While these concepts are defined within Book III of the Code of Canon Law, concerning the Teaching Office of the Church, they are constituted as delicts by canon 1364 of Book VI on Penal Law which says “an apostate from the faith, a heretic, or a schismatic incurs a latae sententiae excommunication”.

It is always important to distinguish between the sin and the delict, for while every delict is sinful, not every sin constitutes a canonical delict. In this case, it is important to distinguish between the sin of heresy, that is the violation of the moral law, and the delict of heresy, that is the commission of the canonical crime.

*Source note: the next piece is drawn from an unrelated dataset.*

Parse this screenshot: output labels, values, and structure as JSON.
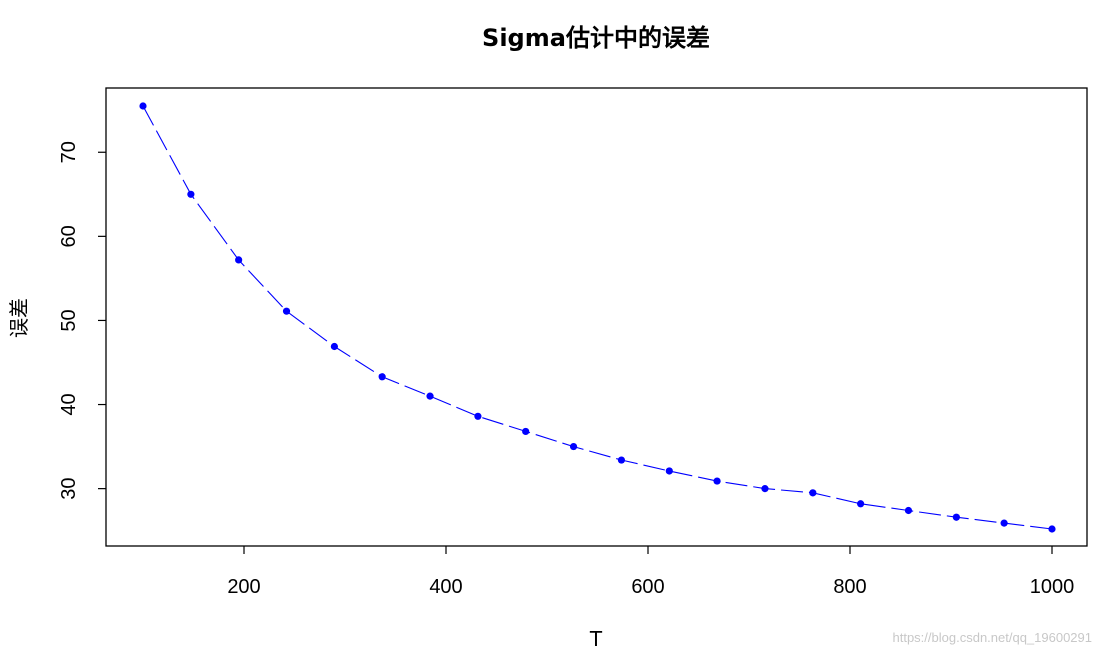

If we parse the provisions of the canon, and the applicable requirements of penal law, we get the following description of the delict of heresy: It is an action committed by a baptized Catholic which is external and imputable (which is subject to a whole host of canonical standards of which there is not a good common understanding) and which constitutes some ongoing rejection or doubt of a credenda teaching of the Church. This in turn is defined in canon 750 §1 as “All those things contained in the word of God, written or handed on, that is, in the one deposit of faith entrusted to the Church, and at the some time proposed as divinely revealed either by the solemn magisterium of the Church, or by its ordinary and universal magisterium which is manifested by the common adherence of the Christian faithful under the leadership of the sacred magisterium.”

This needs to be distinguished from those teachings that are to be firmly embraced and retained (tenenda). The Code defines these as “each and every thing which is proposed definitively by the magisterium of the Church concerning the doctrine of faith and morals” (c. 750 §2).

So what’s the difference? The Congregationfor the Doctrine of the Faith’s commentary of the revised formula for the profession of faith and St John Paul II’s motu proprio Ad Tuendam Fidem give a good steer on what constitutes credenda vs. tenenda teaching. In a nutshell, a credenda teaching is something that is considered to be divinely revealed and a tenenda teaching is that which is, while definitively taught and not up for discussion, derived from, and dependent upon, a credenda teaching.

It is fairly rare that an external and imputable persistent doubt or denial of a credenda teaching is made and, because of its complicated nature and seriousness, it’s the proper function of the Congregation for the Doctrine of the Faith to declare when it has happened. One could, of course, allege that a person has an interior disposition against such a teaching and has committed the sin of heresy, but I would caution anyone against effectively calling someone a sinner in the internal forum.

This doesn’t mean that those who choose to openly question an infallible, but not necessarily credenda, teaching get a canonical pass. Ad Tuendam Fidem directly addresses those who dispute tenenda teachings and the Code provides that they be punished by a just penalty if they do not retract after a warning, either from the Holy See or their own Diocesan Bishop (c. 1371).

Vigorous, and at times even contentious, debate is a necessary part of the doctrinal life of the Church. It is to be expected that error and bad arguments may surface from time to time, and it is right that they be opposed and corrected. But misapplying the term of heresy does nobody any favours and further confuses important points already crying out for clarity. All sides of the increasingly heated debate going on in the Church would do well to remember: you don’t have to be a heretic to be wrong.